Summer forecast questions: How hot? How many thunderstorms?

Published 7:00 am Tuesday, June 9, 2015

Last week was the start of meteorological summer, which is comprised of June, July, and August. And, it certainly felt like summer, as Friday began our first stretch of multiple days with highs above 90 degrees.

The dominant weather system affecting both our summer temperatures and rainfall is the North Atlantic Subtropical High, sometimes called the Bermuda High. Usually the circulation around this high pumps warm, moist air over the northern Gulf Coast. The strength and position of this high is a dominant factor for our summer weather.

Often in summer our warmest temperatures are accompanied by mainly dry conditions with only a few isolated afternoon showers and thunderstorms across south Mississippi. This type of weather is usually associated with strong high pressure ridging in the upper parts of the atmosphere. This may be due to a strong extension of the Bermuda High into the Gulf South, or a strong upper ridge of high pressure building over the central USA. In both cases, sinking, warming air from above usually puts a lid on the development of thunderstorms. With this pattern, 30 percent or less of south Mississippi and southeast Louisiana gets hit with showers.

Sign up for our daily email newsletter

Get the latest news sent to your inbox

When the upper ridge and its capping temperature inversion weakens, blobs of hot air from near the Earth’s surface can rise high into the afternoon atmosphere and form the thunderheads, also known as cumulonimbus clouds, that we often see in summer.

This is what will happen as the upper ridge weakens today, and it will likely be the case for the rest of the week as 50-70 percent of the Gulf South is forecast to experience showers or thunderstorms each afternoon or evening.

When we are in this wetter mode, our temperatures, while not cool by any means, tend to top out near or below 90. The temperatures throughout the atmosphere are not as warm when the upper ridge is weaker, and the increased clouds and showers keep our afternoons less hot.

Regardless of whether we are in the hot and drier mode, or the warm and wetter pattern, everyone needs to have a healthy respect for any thunderstorms that do develop.

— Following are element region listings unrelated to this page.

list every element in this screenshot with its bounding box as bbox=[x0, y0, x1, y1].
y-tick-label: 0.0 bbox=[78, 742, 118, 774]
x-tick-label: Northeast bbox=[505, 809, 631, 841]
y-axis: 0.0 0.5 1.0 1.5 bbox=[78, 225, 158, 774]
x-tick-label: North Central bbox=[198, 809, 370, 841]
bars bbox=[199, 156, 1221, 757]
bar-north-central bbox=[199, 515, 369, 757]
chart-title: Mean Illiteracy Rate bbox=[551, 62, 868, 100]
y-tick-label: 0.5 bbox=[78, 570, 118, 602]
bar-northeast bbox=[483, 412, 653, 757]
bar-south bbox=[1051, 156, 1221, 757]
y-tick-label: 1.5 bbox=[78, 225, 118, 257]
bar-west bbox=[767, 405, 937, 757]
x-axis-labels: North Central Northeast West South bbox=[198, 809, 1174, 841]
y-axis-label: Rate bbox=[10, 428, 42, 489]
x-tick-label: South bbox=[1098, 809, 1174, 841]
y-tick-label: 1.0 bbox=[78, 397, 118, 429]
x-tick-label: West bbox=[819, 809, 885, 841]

While most of our summer thunderstorms do not reach severe levels, they still bring one of the most dangerous weather phenomena we encounter: lightning.

According to the National Weather Service lightning killed 322 people in the U.S. over the past decade. Eight died in Mississippi.

In an NWS study by John Jensenius, factors that reduce the likelihood of lightning fatalities are willingness to cancel or postpone outdoor activities, ability to be aware of an approaching or developing storm, vulnerability of the activity, and ability to get to a safe place quickly.

Additionally, lightning results in tens of millions of dollars of U.S. private property damage each year. The National Fire Protection Association reports that fire departments respond to over 20,000 lightning-caused fires annually.

Heat is an even more dangerous summer threat than lightning. The Centers for Disease Control reports that 7,233 heat-related deaths occurred in the U.S. from 1999 to 2009.

The best weather advice for south Mississippians during summer is (1) reduce your exposure to the heat, and (2) move inside when a thunderstorm is approaching.